Gas Price Cut Credit Negative For ONGC, Says Moody’s
The 12.5 percent cut in domestic natural gas price is credit negative for India's biggest producer Oil & Natural Gas Corporation Ltd. as its earnings will fall by over Rs 1,400 crore, Moody's Investors Service said on Thursday.
On Sept. 30, the government announced a 12.5 percent reduction in domestic natural gas price to $3.23 per million British thermal units from $3.69 per mmBtu (on a gross calorific value basis).
This is the first reduction in gas price in India since April 2017.
"The price decrease is credit negative for Oil and Natural Gas Corporation Ltd. because its revenue and earnings from the gas business will fall by around Rs 1,460 crore," Moody’s said in a note.
"The decline is equal to 0.3 percent of the company's expected consolidated revenue and around 2 percent of consolidated EBITDA (earnings before interest, tax, depreciation and amortisation) for fiscal 2020, which ends on March 31, 2020."
The decline in natural gas revenue and earnings will have a limited effect on ONGC's metrics for fiscal 2020 because its gas business is small compared with its total upstream business, it said.
"For the year ended March 2019, ONGC derived only about 17 percent of its revenue (excluding downstream operations) from gas, with most of its revenue coming from the sale of crude oil (73 percent)," Moody's said.
The reduced price is applicable for Oct. 1, 2019 to March 31, 2020.
Prices are calculated using a formula implemented in November 2014 and domestic natural gas prices are revised every six months.
Gas prices in India are determined by taking a volume-weighted annual average of the prices prevailing in Henry Hub (U.S.), National Balancing Point (U.K.), Alberta (Canada) and Russia.
ONGC is India's largest integrated oil and gas company, accounting for 75 percent of crude oil and natural gas production by volume, and 17 percent of domestic refining capacity.
The company recorded consolidated oil and gas production of 1.3 million barrels of oil equivalent per day for the fiscal year ended March 31.
As of June 30, ONGC was 64.25 percent owned by the government of India, "which has a significant influence on the company's financial policies and strategy," Moody's added.
Separately, rating agency Icra said the gas price revision is marginally positive for urea sector as the pooled price for the fertiliser sector is expected to moderate by $0.19 per mmBtu.
"This should result in lowering of the cost of production and subsidy receivables for the urea players," ICRA said.
Natural gas is a key raw material for manufacturing of urea and comprises nearly 70 percent of the total cost of urea production.
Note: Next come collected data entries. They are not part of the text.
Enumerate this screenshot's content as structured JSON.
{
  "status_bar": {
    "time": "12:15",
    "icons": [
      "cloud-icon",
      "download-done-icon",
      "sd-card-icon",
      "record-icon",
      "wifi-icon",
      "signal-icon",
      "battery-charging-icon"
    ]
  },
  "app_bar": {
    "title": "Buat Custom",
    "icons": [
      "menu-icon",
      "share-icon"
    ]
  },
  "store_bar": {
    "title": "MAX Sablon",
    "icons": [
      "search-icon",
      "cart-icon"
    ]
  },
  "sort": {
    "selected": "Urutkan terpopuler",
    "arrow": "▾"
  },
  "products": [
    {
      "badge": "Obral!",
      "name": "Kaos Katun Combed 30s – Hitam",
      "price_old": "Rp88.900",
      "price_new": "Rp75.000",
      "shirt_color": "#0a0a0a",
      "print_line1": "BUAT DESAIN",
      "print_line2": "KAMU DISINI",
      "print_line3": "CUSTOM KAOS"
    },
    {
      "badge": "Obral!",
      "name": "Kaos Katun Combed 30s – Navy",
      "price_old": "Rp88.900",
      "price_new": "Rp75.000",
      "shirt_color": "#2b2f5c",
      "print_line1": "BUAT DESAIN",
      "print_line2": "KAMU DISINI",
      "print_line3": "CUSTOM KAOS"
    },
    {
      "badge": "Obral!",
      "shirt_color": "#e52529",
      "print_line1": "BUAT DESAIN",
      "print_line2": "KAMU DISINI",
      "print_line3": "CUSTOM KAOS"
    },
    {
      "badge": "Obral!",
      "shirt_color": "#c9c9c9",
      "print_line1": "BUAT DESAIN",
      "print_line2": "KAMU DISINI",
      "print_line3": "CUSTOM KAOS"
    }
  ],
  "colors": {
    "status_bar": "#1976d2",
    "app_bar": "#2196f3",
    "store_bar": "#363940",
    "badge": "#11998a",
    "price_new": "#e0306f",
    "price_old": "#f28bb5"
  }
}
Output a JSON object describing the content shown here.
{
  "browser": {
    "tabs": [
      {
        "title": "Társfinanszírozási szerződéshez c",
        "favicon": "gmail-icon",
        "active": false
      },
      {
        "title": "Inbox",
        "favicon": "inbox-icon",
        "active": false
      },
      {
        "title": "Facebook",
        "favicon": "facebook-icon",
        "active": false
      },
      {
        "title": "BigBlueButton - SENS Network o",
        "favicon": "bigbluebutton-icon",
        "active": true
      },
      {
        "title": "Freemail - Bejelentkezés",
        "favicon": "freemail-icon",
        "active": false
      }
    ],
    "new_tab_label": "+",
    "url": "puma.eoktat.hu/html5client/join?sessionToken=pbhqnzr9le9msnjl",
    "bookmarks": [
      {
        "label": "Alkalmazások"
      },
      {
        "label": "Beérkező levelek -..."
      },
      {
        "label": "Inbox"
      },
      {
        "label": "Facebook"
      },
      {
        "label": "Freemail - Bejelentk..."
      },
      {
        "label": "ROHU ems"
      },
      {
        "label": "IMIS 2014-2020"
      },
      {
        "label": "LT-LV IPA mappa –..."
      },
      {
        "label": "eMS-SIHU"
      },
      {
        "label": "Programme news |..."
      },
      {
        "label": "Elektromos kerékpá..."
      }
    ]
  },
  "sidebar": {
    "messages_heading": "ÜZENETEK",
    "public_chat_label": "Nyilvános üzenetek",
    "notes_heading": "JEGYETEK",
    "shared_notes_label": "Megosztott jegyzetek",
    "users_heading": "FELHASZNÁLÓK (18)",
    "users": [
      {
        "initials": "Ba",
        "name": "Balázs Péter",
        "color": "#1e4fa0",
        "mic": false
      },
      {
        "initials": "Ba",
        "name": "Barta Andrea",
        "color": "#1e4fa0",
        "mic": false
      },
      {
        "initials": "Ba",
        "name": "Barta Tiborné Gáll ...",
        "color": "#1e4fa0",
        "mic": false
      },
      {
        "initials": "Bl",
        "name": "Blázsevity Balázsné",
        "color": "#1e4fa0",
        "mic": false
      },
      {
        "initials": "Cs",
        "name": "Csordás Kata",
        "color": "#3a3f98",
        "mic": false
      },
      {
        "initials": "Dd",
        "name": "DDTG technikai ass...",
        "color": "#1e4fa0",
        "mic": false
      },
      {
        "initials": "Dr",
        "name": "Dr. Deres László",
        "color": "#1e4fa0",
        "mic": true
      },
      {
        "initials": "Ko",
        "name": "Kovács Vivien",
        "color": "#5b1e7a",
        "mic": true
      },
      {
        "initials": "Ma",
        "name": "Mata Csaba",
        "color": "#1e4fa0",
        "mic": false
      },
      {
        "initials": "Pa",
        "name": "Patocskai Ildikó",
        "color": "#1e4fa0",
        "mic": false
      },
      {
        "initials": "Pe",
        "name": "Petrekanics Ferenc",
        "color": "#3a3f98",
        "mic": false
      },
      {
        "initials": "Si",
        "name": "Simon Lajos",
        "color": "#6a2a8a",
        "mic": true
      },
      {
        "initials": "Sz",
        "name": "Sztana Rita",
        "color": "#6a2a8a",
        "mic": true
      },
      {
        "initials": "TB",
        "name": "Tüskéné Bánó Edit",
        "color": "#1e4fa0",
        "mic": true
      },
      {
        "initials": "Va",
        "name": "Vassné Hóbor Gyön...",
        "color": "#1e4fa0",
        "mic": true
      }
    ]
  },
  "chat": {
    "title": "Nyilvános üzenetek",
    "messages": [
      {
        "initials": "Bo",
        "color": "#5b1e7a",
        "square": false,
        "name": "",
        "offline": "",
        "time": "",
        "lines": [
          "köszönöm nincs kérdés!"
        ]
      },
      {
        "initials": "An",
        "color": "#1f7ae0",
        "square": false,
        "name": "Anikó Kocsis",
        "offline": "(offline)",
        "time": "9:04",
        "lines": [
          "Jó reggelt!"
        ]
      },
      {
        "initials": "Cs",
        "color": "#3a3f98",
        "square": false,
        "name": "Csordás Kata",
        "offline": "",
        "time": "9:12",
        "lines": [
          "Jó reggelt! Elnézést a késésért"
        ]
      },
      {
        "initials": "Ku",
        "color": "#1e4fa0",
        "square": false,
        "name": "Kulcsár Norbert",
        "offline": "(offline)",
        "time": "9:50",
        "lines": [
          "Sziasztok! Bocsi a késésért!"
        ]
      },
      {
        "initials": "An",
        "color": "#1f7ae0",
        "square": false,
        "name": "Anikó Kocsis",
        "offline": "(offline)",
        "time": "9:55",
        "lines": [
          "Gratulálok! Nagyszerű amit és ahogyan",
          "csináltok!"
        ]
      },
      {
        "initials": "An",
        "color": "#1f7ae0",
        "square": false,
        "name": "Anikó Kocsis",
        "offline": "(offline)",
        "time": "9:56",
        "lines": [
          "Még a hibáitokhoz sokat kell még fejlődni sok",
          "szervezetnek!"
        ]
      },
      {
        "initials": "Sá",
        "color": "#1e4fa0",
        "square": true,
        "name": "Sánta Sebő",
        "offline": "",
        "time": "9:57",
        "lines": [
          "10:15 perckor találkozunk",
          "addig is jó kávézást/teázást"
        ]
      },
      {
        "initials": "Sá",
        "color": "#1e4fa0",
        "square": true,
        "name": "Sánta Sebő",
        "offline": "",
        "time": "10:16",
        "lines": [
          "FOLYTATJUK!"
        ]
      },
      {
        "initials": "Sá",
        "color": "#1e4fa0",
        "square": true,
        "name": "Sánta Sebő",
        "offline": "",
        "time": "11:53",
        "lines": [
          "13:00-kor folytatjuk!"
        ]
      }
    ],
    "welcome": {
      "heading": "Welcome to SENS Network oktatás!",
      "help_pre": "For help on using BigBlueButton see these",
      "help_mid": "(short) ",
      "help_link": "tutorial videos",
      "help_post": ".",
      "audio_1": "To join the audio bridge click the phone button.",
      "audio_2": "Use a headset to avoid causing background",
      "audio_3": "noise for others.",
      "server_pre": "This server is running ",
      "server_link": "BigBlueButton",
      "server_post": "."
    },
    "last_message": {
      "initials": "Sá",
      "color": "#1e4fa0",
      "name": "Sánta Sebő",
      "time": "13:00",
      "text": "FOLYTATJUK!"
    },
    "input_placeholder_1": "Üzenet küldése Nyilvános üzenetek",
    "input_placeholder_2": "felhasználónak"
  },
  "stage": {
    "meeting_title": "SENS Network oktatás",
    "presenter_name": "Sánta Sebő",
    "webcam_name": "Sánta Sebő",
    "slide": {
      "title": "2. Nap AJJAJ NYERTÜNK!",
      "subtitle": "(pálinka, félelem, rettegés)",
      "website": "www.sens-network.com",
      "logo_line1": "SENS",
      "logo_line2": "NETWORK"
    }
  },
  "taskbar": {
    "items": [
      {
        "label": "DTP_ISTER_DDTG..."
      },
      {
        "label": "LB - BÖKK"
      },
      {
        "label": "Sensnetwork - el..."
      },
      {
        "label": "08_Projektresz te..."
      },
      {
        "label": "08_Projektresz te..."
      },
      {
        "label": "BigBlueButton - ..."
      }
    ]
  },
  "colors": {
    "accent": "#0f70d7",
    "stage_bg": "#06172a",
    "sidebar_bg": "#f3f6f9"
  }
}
For the fertiliser sector, nearly 42 percent of the gas requirement is met through domestic gas, while the remaining is met through R-LNG imports.
The industry is supplied gas at pooled pricing, which takes into account the weighted average of domestic and Regasified Liquid Nitrogen Gas prices.
K Ravichandran, Senior Vice-President & Group Head, Corporate Ratings, ICRA said, "as per our estimates, the cost of production of urea changes by around Rs 1,600-1,800 per ton for every $1 per mmBtu change in the pooled gas price. As a result of the current revision in the domestic gas price, the subsidy outgo for the government would reduce by Rs 400 crore in H2 (second half) FY2020."
With the share of domestic gas falling in overall consumption mix for fertiliser sector, the impact of the change in domestic gas price has also been diminishing, he said, adding that nearly 58 percent of natural gas demand in the fertiliser sector is being met through long term R-LNG, wherein the prices are governed by crude oil prices.